UniCUE: Unified Recognition and Generation Framework for Chinese Cued Speech Video-to-Speech Generation
Journal:
arXiv
Published Date:
Jun 4, 2025
Abstract
Cued Speech (CS) enhances lipreading through hand coding, providing precise
speech perception support for the hearing-impaired. CS Video-to-Speech
generation (CSV2S) task aims to convert the CS visual expressions (CS videos)
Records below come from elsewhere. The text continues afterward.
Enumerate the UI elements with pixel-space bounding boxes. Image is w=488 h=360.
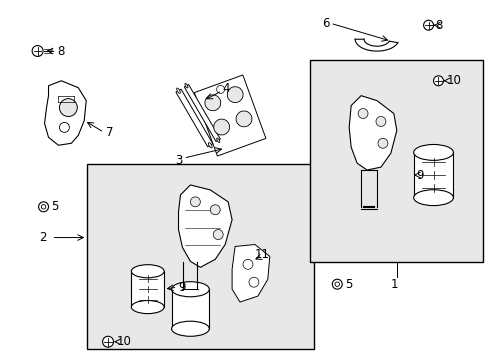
Text: 9: 9 [416,168,423,181]
Text: 8: 8 [435,19,442,32]
Bar [194,75,265,156]
Ellipse shape [216,138,219,143]
Text: 7: 7 [106,126,113,139]
Text: 6: 6 [322,17,329,30]
Text: 5: 5 [345,278,352,291]
Text: 9: 9 [178,281,185,294]
Circle shape [433,76,443,86]
Circle shape [60,99,77,117]
Text: 4: 4 [222,82,229,95]
Bar [413,152,452,198]
Circle shape [41,204,46,209]
Circle shape [332,279,342,289]
Text: 2: 2 [40,231,47,244]
Ellipse shape [184,84,187,88]
Polygon shape [184,85,220,141]
Ellipse shape [413,190,452,206]
Circle shape [248,277,258,287]
Ellipse shape [171,321,209,336]
Circle shape [334,282,339,287]
Circle shape [216,85,224,93]
Bar [87,164,314,349]
Circle shape [375,117,385,126]
Ellipse shape [171,282,209,297]
Circle shape [39,202,48,212]
Text: 8: 8 [57,45,65,58]
Circle shape [102,336,113,347]
Circle shape [243,260,252,269]
Circle shape [227,87,243,103]
Ellipse shape [131,301,164,314]
Circle shape [423,20,433,30]
Circle shape [190,197,200,207]
Text: 10: 10 [117,335,132,348]
Text: 11: 11 [254,248,269,261]
Ellipse shape [208,143,212,148]
Circle shape [236,111,251,127]
Polygon shape [232,244,269,302]
Circle shape [357,109,367,118]
Circle shape [213,230,223,239]
Text: 3: 3 [175,154,183,167]
Text: 10: 10 [446,74,460,87]
Text: 5: 5 [51,200,59,213]
Polygon shape [176,89,212,147]
Bar [171,289,209,329]
Bar [310,60,482,262]
Circle shape [60,122,69,132]
Circle shape [210,205,220,215]
Circle shape [213,119,229,135]
Circle shape [377,138,387,148]
Polygon shape [44,81,86,145]
Polygon shape [348,96,396,170]
Ellipse shape [413,144,452,160]
Text: 1: 1 [390,278,398,291]
Circle shape [204,95,220,111]
Ellipse shape [176,88,180,93]
Polygon shape [178,185,232,267]
Ellipse shape [131,265,164,278]
Circle shape [32,46,43,57]
Bar [131,271,164,307]
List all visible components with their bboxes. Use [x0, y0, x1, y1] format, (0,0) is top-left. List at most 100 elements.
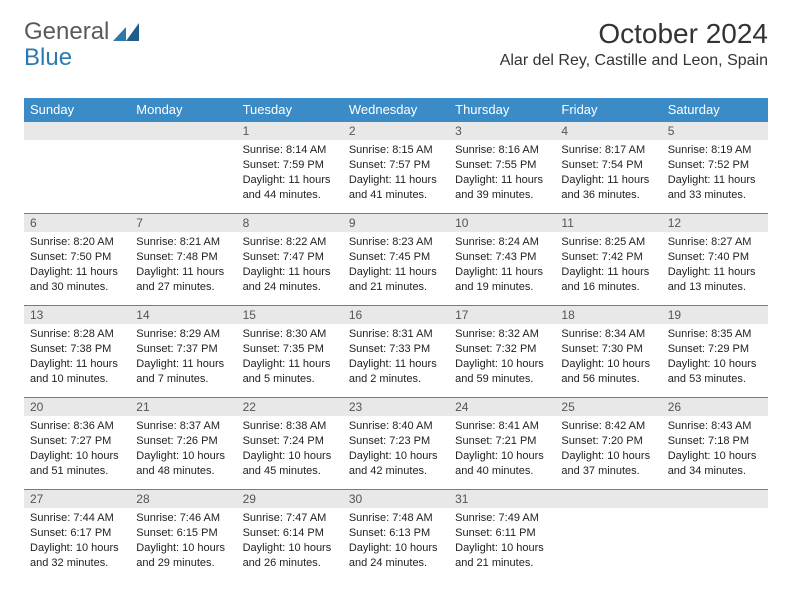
sunrise-text: Sunrise: 8:31 AM — [349, 327, 443, 342]
day-data: Sunrise: 8:31 AMSunset: 7:33 PMDaylight:… — [343, 324, 449, 388]
daylight-text: Daylight: 11 hours and 33 minutes. — [668, 173, 762, 203]
daylight-text: Daylight: 11 hours and 10 minutes. — [30, 357, 124, 387]
logo: General — [24, 18, 141, 46]
sunrise-text: Sunrise: 7:48 AM — [349, 511, 443, 526]
calendar-day-cell: 18Sunrise: 8:34 AMSunset: 7:30 PMDayligh… — [555, 306, 661, 398]
calendar-day-cell: 12Sunrise: 8:27 AMSunset: 7:40 PMDayligh… — [662, 214, 768, 306]
weekday-header: Wednesday — [343, 98, 449, 122]
day-data: Sunrise: 7:49 AMSunset: 6:11 PMDaylight:… — [449, 508, 555, 572]
sunset-text: Sunset: 7:38 PM — [30, 342, 124, 357]
day-data: Sunrise: 8:32 AMSunset: 7:32 PMDaylight:… — [449, 324, 555, 388]
day-number: 29 — [237, 490, 343, 508]
sunrise-text: Sunrise: 8:38 AM — [243, 419, 337, 434]
sunset-text: Sunset: 7:47 PM — [243, 250, 337, 265]
weekday-header-row: Sunday Monday Tuesday Wednesday Thursday… — [24, 98, 768, 122]
day-number: 8 — [237, 214, 343, 232]
sunrise-text: Sunrise: 8:30 AM — [243, 327, 337, 342]
day-number: 30 — [343, 490, 449, 508]
day-data: Sunrise: 8:17 AMSunset: 7:54 PMDaylight:… — [555, 140, 661, 204]
sunrise-text: Sunrise: 8:23 AM — [349, 235, 443, 250]
sunrise-text: Sunrise: 8:34 AM — [561, 327, 655, 342]
day-number: 19 — [662, 306, 768, 324]
sunset-text: Sunset: 7:43 PM — [455, 250, 549, 265]
day-data: Sunrise: 8:36 AMSunset: 7:27 PMDaylight:… — [24, 416, 130, 480]
calendar-day-cell: 22Sunrise: 8:38 AMSunset: 7:24 PMDayligh… — [237, 398, 343, 490]
daylight-text: Daylight: 10 hours and 42 minutes. — [349, 449, 443, 479]
day-data: Sunrise: 7:44 AMSunset: 6:17 PMDaylight:… — [24, 508, 130, 572]
daylight-text: Daylight: 11 hours and 16 minutes. — [561, 265, 655, 295]
day-data — [555, 508, 661, 558]
sunrise-text: Sunrise: 8:27 AM — [668, 235, 762, 250]
calendar-day-cell: 13Sunrise: 8:28 AMSunset: 7:38 PMDayligh… — [24, 306, 130, 398]
day-data: Sunrise: 8:27 AMSunset: 7:40 PMDaylight:… — [662, 232, 768, 296]
calendar-day-cell: 25Sunrise: 8:42 AMSunset: 7:20 PMDayligh… — [555, 398, 661, 490]
day-data: Sunrise: 8:22 AMSunset: 7:47 PMDaylight:… — [237, 232, 343, 296]
logo-icon — [113, 23, 139, 41]
sunset-text: Sunset: 7:35 PM — [243, 342, 337, 357]
daylight-text: Daylight: 11 hours and 19 minutes. — [455, 265, 549, 295]
weekday-header: Sunday — [24, 98, 130, 122]
day-data: Sunrise: 7:48 AMSunset: 6:13 PMDaylight:… — [343, 508, 449, 572]
calendar-day-cell: 8Sunrise: 8:22 AMSunset: 7:47 PMDaylight… — [237, 214, 343, 306]
calendar-day-cell: 3Sunrise: 8:16 AMSunset: 7:55 PMDaylight… — [449, 122, 555, 214]
day-data: Sunrise: 8:29 AMSunset: 7:37 PMDaylight:… — [130, 324, 236, 388]
day-data — [662, 508, 768, 558]
day-number: 22 — [237, 398, 343, 416]
title-block: October 2024 Alar del Rey, Castille and … — [500, 18, 768, 70]
sunset-text: Sunset: 7:45 PM — [349, 250, 443, 265]
day-data: Sunrise: 8:21 AMSunset: 7:48 PMDaylight:… — [130, 232, 236, 296]
day-number: 3 — [449, 122, 555, 140]
sunrise-text: Sunrise: 8:14 AM — [243, 143, 337, 158]
sunset-text: Sunset: 7:59 PM — [243, 158, 337, 173]
weekday-header: Saturday — [662, 98, 768, 122]
sunset-text: Sunset: 7:30 PM — [561, 342, 655, 357]
day-number: 25 — [555, 398, 661, 416]
logo-text-2: Blue — [24, 44, 72, 72]
day-data: Sunrise: 7:47 AMSunset: 6:14 PMDaylight:… — [237, 508, 343, 572]
day-data: Sunrise: 8:38 AMSunset: 7:24 PMDaylight:… — [237, 416, 343, 480]
day-number: 31 — [449, 490, 555, 508]
day-data: Sunrise: 8:19 AMSunset: 7:52 PMDaylight:… — [662, 140, 768, 204]
sunset-text: Sunset: 6:11 PM — [455, 526, 549, 541]
sunrise-text: Sunrise: 8:15 AM — [349, 143, 443, 158]
daylight-text: Daylight: 11 hours and 5 minutes. — [243, 357, 337, 387]
daylight-text: Daylight: 11 hours and 36 minutes. — [561, 173, 655, 203]
sunset-text: Sunset: 7:26 PM — [136, 434, 230, 449]
day-number: 20 — [24, 398, 130, 416]
sunrise-text: Sunrise: 8:21 AM — [136, 235, 230, 250]
day-data: Sunrise: 8:35 AMSunset: 7:29 PMDaylight:… — [662, 324, 768, 388]
logo-text-1: General — [24, 18, 109, 46]
day-data: Sunrise: 8:41 AMSunset: 7:21 PMDaylight:… — [449, 416, 555, 480]
sunrise-text: Sunrise: 8:20 AM — [30, 235, 124, 250]
sunset-text: Sunset: 7:20 PM — [561, 434, 655, 449]
daylight-text: Daylight: 10 hours and 40 minutes. — [455, 449, 549, 479]
calendar-day-cell: 5Sunrise: 8:19 AMSunset: 7:52 PMDaylight… — [662, 122, 768, 214]
sunrise-text: Sunrise: 8:37 AM — [136, 419, 230, 434]
daylight-text: Daylight: 10 hours and 56 minutes. — [561, 357, 655, 387]
daylight-text: Daylight: 10 hours and 59 minutes. — [455, 357, 549, 387]
sunrise-text: Sunrise: 7:49 AM — [455, 511, 549, 526]
daylight-text: Daylight: 10 hours and 53 minutes. — [668, 357, 762, 387]
day-data: Sunrise: 8:37 AMSunset: 7:26 PMDaylight:… — [130, 416, 236, 480]
calendar-day-cell: 26Sunrise: 8:43 AMSunset: 7:18 PMDayligh… — [662, 398, 768, 490]
sunrise-text: Sunrise: 8:17 AM — [561, 143, 655, 158]
sunset-text: Sunset: 7:24 PM — [243, 434, 337, 449]
day-data: Sunrise: 8:15 AMSunset: 7:57 PMDaylight:… — [343, 140, 449, 204]
sunset-text: Sunset: 6:17 PM — [30, 526, 124, 541]
sunset-text: Sunset: 6:13 PM — [349, 526, 443, 541]
calendar-day-cell: 15Sunrise: 8:30 AMSunset: 7:35 PMDayligh… — [237, 306, 343, 398]
daylight-text: Daylight: 10 hours and 34 minutes. — [668, 449, 762, 479]
daylight-text: Daylight: 10 hours and 32 minutes. — [30, 541, 124, 571]
day-number: 6 — [24, 214, 130, 232]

of hearing-impaired individuals into comprehensible speech signals. Direct
generation of speech from CS video (called single CSV2S) yields poor
performance due to insufficient CS data. Current research mostly focuses on CS
Recognition (CSR), which convert video content into linguistic text. Based on
this, one straightforward way of CSV2S is to combine CSR with a Text-to-Speech
system. This combined architecture relies on text as an intermediate medium for
stepwise cross-modal alignment, which may lead to error propagation and
temporal misalignment between speech and video dynamics. To address these
challenges, we propose a novel approach that directly generates speech from CS
videos without relying on intermediate text. Building upon this, we propose
UniCUE, the first unified framework for CSV2S, whose core innovation lies in
the integration of the CSR task that provides fine-grained visual-semantic
information to facilitate speech generation from CS videos. More precisely, (1)
a novel fine-grained semantic alignment pool to ensure precise mapping between
visual features and speech contents; (2) a VisioPhonetic adapter to bridge
cross-task representations, ensuring seamless compatibility between two
distinct tasks (i.e., CSV2S and CSR); (3) a pose-aware visual processor is
introduced to enhance fine-grained spatiotemporal correlations between lip and
hand movements in CS video. Experiments on our new established Chinese CS
dataset (14 cuers1: 8 hearing-impaired and 6 normal-hearing) show that our
UniCUE significantly reduces Word Error Rate by 78.3% and improves lip-speech
synchronization by 32% compared to the single CSV2S.